Изменить размер шрифта - +

Трубач подошел и с видимым удовольствием выпил содержимое консервной банки.

— Спасибо. Ты добрый человек.

Ахмет во все глаза смотрел на Трубача. Вот сейчас этот взвинченный русский побледнеет, схватится за живот, покроется пятнами и умрет. Но Трубач не умирал. Не покрылся пятнами. И даже не начал задыхаться. Просто стоял и блаженно улыбался.

— Ой, что-то не действует, — сказал он озабоченно. — Ты капсулы не перепутал?

Ахмет суетливо взглянул на капсулу. Нет, эта была с настоящим ядом. Именно из нее пили наркоманы, которые померли в страшных муках.

— Ничего, я подожду! Ты сдохнешь! Сдохнешь! — закричал Ахмет.

— Не-а. Видишь, я жив. И точно так же будут жить те, кто откроет у себя на кухне краны и поставит под струю чайники. Мы нашли противоядие. Можешь себе представить, оно стояло в обыкновенном графине дома у одного сумасшедшего ученого. Мы уже нашли формулу. Противоядие и здесь, в Неве, и там, в Глазове. Так что устроенная тобой эпидемия закончилась. Никто больше не умрет, Ахмет. А тебя посадят в клетку.

У Ахмета глаза налились кровью. Он все- таки вылил безопасный теперь яд в воду.

— Ну вот, а теперь пошли со мной. — Трубач достал пистолет. — Только сначала брось сумку и оружие. Быстро.

Ахмет бросил сумку. Достал из-за пояса пистолет, тоже бросил на землю.

— Руки! Руки подними. Ахмет медленно поднял руки.

Трубач подошел к нему и стал обыскивать, начав с ног. Это и была его ошибка.

Нож оказался в руке Ахмета, словно материализовался из воздуха.

Трубач отпрыгнул. Вскинул пистолет и моментально взвел курок.

— Ненавижу! — крикнул Ахмет.

И полоснул ножом по горлу. Это был профессиональный удар. Таким он убил милиционеров, таким убил парня на скамейке у «трех елок», таким случайно не убил школьную подругу Трубача.

Таким он сейчас убил самого себя.

Тело его пошатнулось, нож выпал из рук.

Ахмет свалился в воду.

— Тьфу! — сказал Трубач. — Все- таки отравил воду, мразь. Кровью своей ядовитой.

 

 

ЭПИЛОГ

 

Дождь был везде, не только в вечно сыром, промозглом Питере.

Слабый, но злодейски упрямый, он настойчиво моросил и на знакомой уже читателю окраине Москвы, словно рассказывая в сотый раз надоевшую всем историю. Дождь шел давно и совершенно не собирался заканчиваться.

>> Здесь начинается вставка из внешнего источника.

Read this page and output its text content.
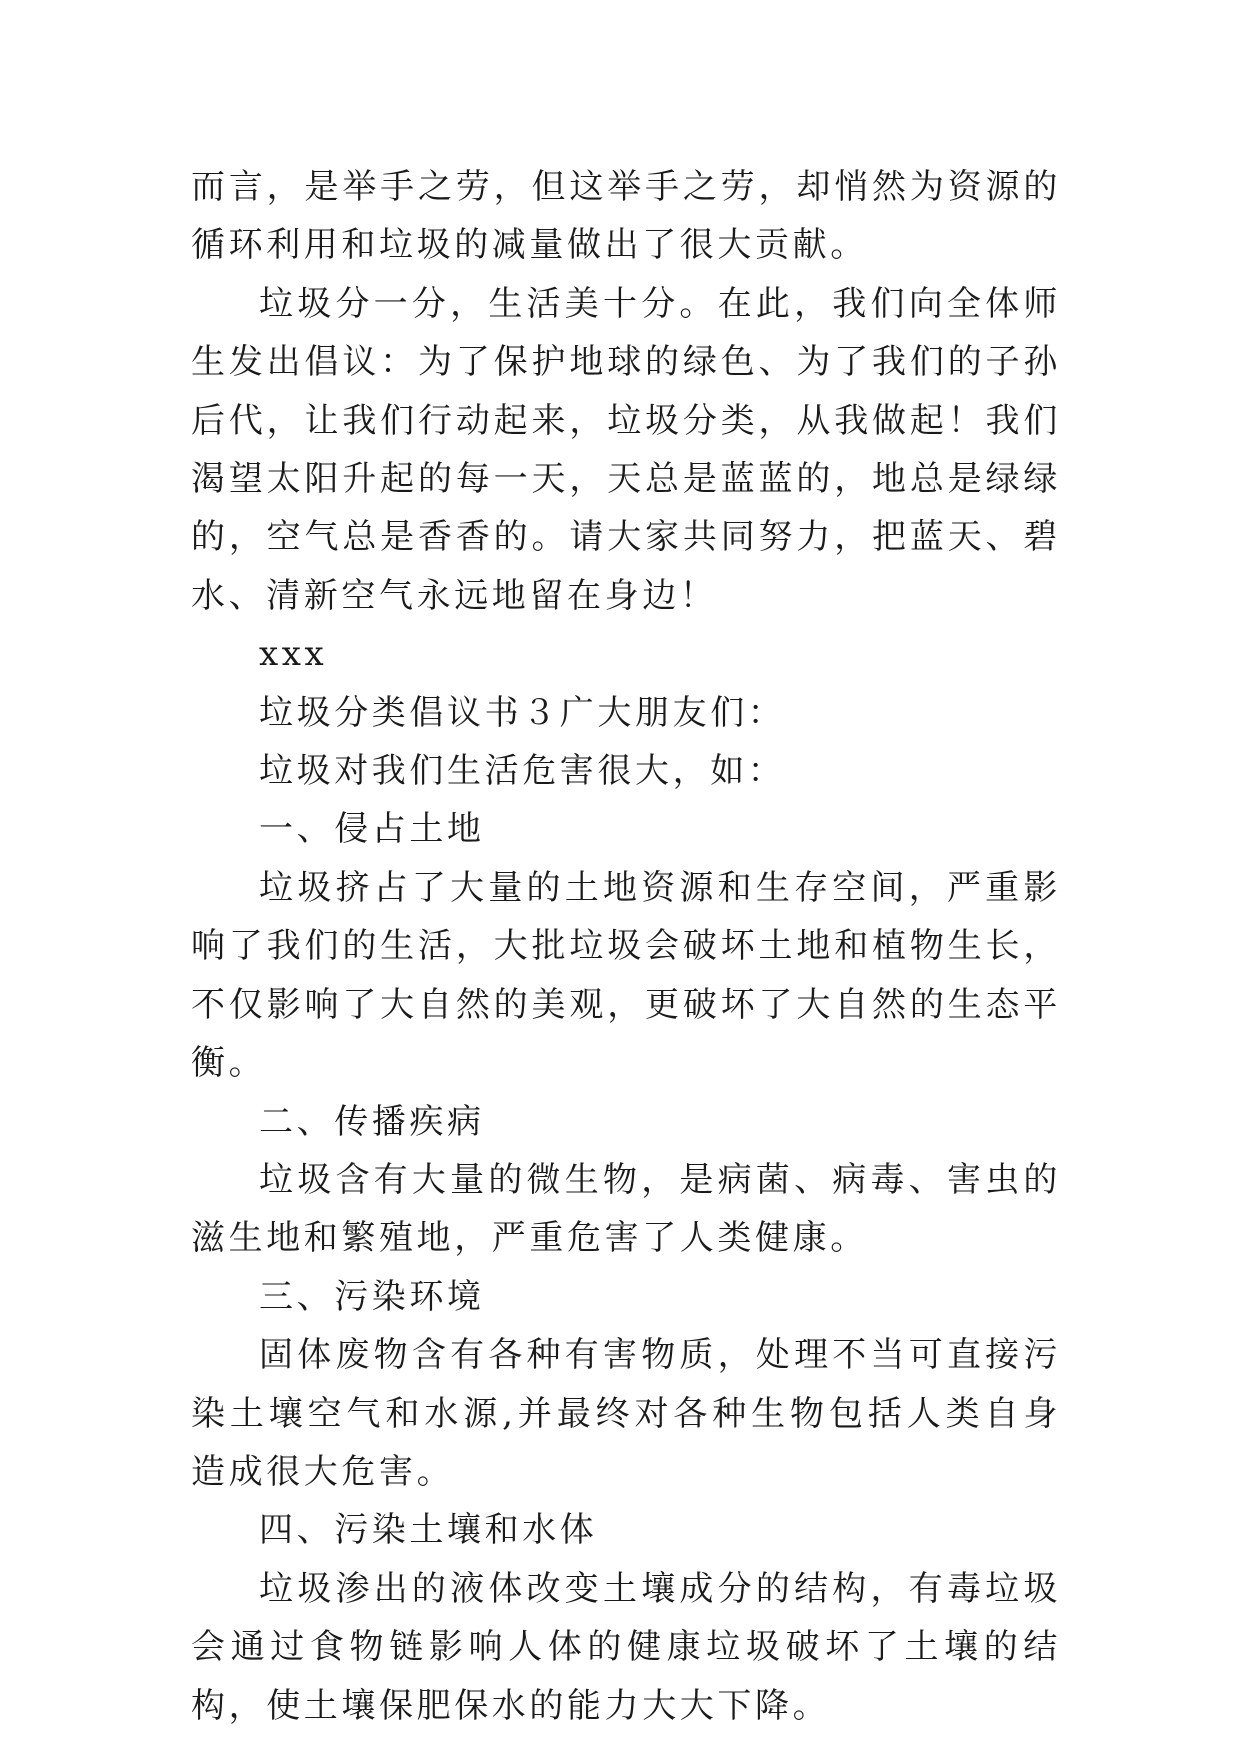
而言，是举手之劳，但这举手之劳，却悄然为资源的循环利用和垃圾的减量做出了很大贡献。

垃圾分一分，生活美十分。在此，我们向全体师生发出倡议：为了保护地球的绿色、为了我们的子孙后代，让我们行动起来，垃圾分类，从我做起！我们渴望太阳升起的每一天，天总是蓝蓝的，地总是绿绿的，空气总是香香的。请大家共同努力，把蓝天、碧水、清新空气永远地留在身边！

xxx

垃圾分类倡议书３广大朋友们：

垃圾对我们生活危害很大，如：

一、侵占土地

垃圾挤占了大量的土地资源和生存空间，严重影响了我们的生活，大批垃圾会破坏土地和植物生长，不仅影响了大自然的美观，更破坏了大自然的生态平衡。

二、传播疾病

垃圾含有大量的微生物，是病菌、病毒、害虫的滋生地和繁殖地，严重危害了人类健康。

三、污染环境

固体废物含有各种有害物质，处理不当可直接污染土壤空气和水源,并最终对各种生物包括人类自身造成很大危害。

四、污染土壤和水体

垃圾渗出的液体改变土壤成分的结构，有毒垃圾会通过食物链影响人体的健康垃圾破坏了土壤的结构，使土壤保肥保水的能力大大下降。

В старой, времен Алексея Михайловича, церкви в тот день народу было больше, чем обычно. Зашли погреться двое молодых людей, на вид особой религиозностью не отличавшихся. Какая-то девушка сосредоточенно стояла пред иконой Богородицы. Это не считая нескольких старушек, не пропускавших ни одной службы.

Все они, не сговариваясь, обернулись, когда в пропахший ладаном полумрак вошли пятеро мужчин в одинаковых плащах, с которых стекали капли дождя.

В фигурах, жестах, тяжелых, усталых шагах — во всем было нечто неуловимо отличавшее их от тех, кто присутствовал в церкви.

Молодой священник, признав старшего, сразу понял, кто они. Он не подошел, молча наблюдая из алтаря за их скорбным ритуалом.

Перед Николаем Угодником — покровителем тех, кто в пути, — поставили пять свечей. За здравие.

Перед распятием — три.

За Тимоху Каскадера — это было давно.

За Боцмана — это было недавно.

И за Билла — хоть он и неизвестно какой веры и если солдат, то не российский. А погиб вот за Россию...

— Да, друг, кто знал, что ты сгинешь в этой ядовито-зеленой дыре... — пробормотал Трубач, смахнув с ресниц дождевые капли.

Все молчали, только Пастух внезапно поднял голову и медленно произнес:

— Совсем недавно я ставил свечку и на помин твоей души, Коля. А она потухла...

Все пятеро с надеждой посмотрели на свечи. Свечи горели ясно, сильно, не думая гаснуть.